Published in final edited form as: Neurogastroenterol Motil. 2017 Apr 25;29(9):10.1111/nmo.13081. doi: 10.1111/nmo.13081

Fig. 3:

Fig. 3:

Increased sympathetic activity contributes to enhanced visceral sensitivity in neonatal/adult inflammation rats. A. Graph showing plasma levels of norepinephrine one week after induction of adult colitis. We found significant main effects of neonatal colon inflammation F1,40=5.36, p=0.026 and adult colonic inflammation F1,40=10.3, p=0.003, n=10. The plasma norepinephrine levels were significantly elevated in neonatal/adult inflammation vs. adult colonic inflammation (*p=0.02), control (*p<0.001) and neonatal colon inflammation (*p=0.003) rats. The plasma norepinephrine levels were significantly elevated in adult colonic inflammation vs. control rats ( p=0.04). B. Graph showing norepinephrine levels in the cerebrospinal fluid. We found a significant neonatal colon inflammation x adult colonic inflammation interaction F1,40=4.57, p=0.039, n=10. Cerebrospinal fluid norepinephrine was significantly upregulated in neonatal/adult inflammation vs. adult colonic inflammation (*p=0.019), control (*p<0.001) and neonatal colon inflammation (*p<0.001) rats. The cerebrospinal fluid norepinephrine levels in the adult colonic inflammation rats were significantly greater than in control (#p=0.046) and in neonatal colon inflammation rats (#p=0.04). C. Graph showing the visceromotor response to colorectal distention in adult colonic inflammation and neonatal/adult inflammation rats that were treated intrathecally with either propranolol+phentolamine cocktail or vehicle. We found a significant interaction between neonatal colon inflammation and drug treatment: F1,28=9.31, p=0.006, n=6–7. Drug treatment significantly reduced the enhanced visceral hypersensitivity in neonatal/adult inflammation rats *p<0.001 compared to vehicle treatment.
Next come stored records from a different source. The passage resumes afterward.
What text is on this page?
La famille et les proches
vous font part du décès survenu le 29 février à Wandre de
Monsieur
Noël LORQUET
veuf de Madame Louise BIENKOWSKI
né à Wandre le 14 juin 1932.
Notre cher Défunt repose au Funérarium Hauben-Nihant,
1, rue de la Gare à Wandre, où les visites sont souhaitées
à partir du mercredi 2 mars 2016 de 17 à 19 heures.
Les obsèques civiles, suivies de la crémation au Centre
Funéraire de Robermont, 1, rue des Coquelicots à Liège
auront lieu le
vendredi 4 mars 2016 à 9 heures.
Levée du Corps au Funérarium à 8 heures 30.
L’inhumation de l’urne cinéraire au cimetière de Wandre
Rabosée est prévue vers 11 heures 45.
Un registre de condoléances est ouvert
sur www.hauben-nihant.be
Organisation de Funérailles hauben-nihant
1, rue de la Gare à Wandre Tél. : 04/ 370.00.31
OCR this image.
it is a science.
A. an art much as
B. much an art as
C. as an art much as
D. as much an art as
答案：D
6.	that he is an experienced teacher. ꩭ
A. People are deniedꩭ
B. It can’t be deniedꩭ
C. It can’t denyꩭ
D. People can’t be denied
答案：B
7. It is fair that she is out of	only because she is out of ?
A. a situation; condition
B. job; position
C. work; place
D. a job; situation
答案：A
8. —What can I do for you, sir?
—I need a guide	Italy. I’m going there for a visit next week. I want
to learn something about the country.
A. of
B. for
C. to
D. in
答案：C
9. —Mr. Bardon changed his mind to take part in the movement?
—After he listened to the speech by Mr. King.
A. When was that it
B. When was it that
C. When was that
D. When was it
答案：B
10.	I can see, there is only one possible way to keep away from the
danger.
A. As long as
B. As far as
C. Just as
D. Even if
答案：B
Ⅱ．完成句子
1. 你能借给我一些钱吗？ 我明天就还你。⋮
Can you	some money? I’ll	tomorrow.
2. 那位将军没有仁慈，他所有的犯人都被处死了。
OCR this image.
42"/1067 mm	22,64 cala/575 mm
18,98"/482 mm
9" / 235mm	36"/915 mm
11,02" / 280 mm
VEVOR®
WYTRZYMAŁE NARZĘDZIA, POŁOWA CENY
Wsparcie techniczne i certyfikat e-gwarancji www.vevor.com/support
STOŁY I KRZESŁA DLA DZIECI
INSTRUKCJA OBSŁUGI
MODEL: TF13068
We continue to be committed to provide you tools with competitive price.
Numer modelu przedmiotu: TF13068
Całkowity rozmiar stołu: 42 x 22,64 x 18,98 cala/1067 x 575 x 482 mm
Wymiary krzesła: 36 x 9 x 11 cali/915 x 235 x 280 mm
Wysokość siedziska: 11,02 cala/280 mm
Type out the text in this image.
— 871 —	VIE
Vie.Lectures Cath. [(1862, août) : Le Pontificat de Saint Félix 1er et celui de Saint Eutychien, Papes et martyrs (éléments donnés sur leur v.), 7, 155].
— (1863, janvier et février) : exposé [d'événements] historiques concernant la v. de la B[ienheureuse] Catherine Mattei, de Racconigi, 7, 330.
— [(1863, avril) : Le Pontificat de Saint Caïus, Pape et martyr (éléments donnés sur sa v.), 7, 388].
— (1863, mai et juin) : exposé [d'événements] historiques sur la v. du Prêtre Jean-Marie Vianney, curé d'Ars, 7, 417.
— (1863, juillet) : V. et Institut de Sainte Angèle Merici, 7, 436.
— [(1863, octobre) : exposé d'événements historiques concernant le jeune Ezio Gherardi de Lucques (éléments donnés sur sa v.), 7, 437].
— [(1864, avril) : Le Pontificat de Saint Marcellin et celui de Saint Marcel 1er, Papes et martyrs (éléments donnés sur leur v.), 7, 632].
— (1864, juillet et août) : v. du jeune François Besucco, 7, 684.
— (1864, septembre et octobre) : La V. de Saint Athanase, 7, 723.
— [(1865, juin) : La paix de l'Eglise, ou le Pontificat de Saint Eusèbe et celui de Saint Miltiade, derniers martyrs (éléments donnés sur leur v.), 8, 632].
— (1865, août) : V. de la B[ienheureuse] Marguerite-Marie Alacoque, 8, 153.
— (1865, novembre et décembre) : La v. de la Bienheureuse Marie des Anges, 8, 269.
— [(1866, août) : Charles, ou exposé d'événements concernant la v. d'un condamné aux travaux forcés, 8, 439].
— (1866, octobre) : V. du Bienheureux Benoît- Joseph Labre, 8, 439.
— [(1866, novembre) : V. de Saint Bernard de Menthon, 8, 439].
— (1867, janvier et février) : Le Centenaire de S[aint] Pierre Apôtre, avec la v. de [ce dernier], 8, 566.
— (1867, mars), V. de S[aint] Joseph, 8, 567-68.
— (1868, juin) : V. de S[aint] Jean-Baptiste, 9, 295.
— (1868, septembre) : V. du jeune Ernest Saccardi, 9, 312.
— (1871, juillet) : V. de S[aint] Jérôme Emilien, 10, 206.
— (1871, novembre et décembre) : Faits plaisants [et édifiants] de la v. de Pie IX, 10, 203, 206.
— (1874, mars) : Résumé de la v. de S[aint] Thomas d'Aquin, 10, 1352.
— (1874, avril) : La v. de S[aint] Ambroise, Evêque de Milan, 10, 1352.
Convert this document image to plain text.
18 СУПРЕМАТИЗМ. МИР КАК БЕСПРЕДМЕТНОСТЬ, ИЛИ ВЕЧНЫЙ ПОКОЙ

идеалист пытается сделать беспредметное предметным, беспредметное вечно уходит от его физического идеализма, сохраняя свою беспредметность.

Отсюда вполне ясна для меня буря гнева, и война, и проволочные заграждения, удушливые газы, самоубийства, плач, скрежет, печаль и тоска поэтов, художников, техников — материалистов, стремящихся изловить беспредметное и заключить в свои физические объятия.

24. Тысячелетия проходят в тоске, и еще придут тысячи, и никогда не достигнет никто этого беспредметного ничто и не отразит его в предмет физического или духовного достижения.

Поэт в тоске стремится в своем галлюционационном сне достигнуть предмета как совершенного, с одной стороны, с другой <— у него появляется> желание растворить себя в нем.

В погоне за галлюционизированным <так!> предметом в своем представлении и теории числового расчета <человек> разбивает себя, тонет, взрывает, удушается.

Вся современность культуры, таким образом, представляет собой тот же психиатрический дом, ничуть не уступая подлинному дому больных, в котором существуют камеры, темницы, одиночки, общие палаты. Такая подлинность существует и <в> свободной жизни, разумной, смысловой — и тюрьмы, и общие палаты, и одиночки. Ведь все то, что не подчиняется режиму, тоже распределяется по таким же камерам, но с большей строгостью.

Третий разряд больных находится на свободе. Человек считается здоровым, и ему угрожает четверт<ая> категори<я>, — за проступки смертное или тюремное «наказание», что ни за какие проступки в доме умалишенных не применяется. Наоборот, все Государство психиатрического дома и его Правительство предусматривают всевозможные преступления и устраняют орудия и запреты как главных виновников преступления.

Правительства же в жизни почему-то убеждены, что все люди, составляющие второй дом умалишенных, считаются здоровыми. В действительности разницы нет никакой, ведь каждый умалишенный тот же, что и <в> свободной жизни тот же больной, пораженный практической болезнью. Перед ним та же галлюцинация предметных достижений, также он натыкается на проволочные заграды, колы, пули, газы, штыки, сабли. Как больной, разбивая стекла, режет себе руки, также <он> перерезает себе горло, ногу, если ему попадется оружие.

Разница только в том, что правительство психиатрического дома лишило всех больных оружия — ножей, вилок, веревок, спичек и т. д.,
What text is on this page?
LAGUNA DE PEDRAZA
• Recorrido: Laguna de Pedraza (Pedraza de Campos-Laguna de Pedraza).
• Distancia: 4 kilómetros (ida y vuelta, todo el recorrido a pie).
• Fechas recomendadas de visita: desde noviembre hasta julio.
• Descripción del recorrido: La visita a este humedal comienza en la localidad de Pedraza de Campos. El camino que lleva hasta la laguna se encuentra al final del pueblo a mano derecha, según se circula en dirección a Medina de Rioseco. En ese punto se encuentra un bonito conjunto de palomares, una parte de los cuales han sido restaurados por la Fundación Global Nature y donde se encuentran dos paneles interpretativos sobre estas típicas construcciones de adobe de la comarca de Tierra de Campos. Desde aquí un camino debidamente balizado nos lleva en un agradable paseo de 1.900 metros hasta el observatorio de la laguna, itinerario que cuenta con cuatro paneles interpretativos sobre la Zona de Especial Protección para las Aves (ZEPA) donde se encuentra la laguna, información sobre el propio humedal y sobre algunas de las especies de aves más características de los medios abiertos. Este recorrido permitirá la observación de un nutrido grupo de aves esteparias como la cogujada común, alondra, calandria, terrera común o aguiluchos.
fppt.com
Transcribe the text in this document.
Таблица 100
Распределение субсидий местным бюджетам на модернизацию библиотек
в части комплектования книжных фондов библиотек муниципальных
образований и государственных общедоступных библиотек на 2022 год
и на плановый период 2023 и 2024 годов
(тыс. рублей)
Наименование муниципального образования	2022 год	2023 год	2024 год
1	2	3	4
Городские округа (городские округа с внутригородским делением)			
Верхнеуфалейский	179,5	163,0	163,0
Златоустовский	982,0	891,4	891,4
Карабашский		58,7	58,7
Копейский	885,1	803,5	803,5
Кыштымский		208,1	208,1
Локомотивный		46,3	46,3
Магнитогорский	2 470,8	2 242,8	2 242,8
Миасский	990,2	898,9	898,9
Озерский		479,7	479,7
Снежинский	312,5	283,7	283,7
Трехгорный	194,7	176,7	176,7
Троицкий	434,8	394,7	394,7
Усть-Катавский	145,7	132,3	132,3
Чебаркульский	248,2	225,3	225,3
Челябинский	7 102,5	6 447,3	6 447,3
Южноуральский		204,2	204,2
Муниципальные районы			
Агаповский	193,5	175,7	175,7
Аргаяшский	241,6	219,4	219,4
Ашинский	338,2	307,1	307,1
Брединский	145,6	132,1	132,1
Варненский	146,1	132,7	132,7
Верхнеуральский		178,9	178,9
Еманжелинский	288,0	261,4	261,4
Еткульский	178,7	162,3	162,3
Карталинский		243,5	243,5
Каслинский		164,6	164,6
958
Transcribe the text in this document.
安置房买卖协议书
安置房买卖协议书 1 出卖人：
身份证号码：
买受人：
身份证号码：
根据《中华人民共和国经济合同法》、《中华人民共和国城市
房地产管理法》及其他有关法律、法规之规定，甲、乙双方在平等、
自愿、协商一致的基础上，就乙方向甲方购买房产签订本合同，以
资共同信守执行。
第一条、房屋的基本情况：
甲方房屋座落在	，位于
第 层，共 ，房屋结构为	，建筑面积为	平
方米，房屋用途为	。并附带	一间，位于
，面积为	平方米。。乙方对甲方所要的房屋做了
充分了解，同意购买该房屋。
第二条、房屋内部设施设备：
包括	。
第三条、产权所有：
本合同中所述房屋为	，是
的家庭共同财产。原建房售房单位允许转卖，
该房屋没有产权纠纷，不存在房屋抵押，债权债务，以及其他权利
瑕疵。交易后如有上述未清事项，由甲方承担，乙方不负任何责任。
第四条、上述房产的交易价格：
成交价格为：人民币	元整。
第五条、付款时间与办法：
D. Graph showing the effects of systemic daily treatment with adrenergic antagonists propranolol and phentolamine on the visceromotor response to colorectal distention. We found significant main effects of neonatal colon inflammation F1,27=14.8, p=0.001 and adrenergic antagonists F1,27=48.2, p<0.001, n=6. Systemic adrenergic antagonist treatment significantly decreased visceral hypersensitivity in both in neonatal/adult inflammation and adult colonic inflammation groups of rats (neonatal/adult inflammation, *p<0.001 and adult colonic inflammation, #p<0.001). Separate groups of animals contributed to visceromotor response data and to tissue for molecular analyses.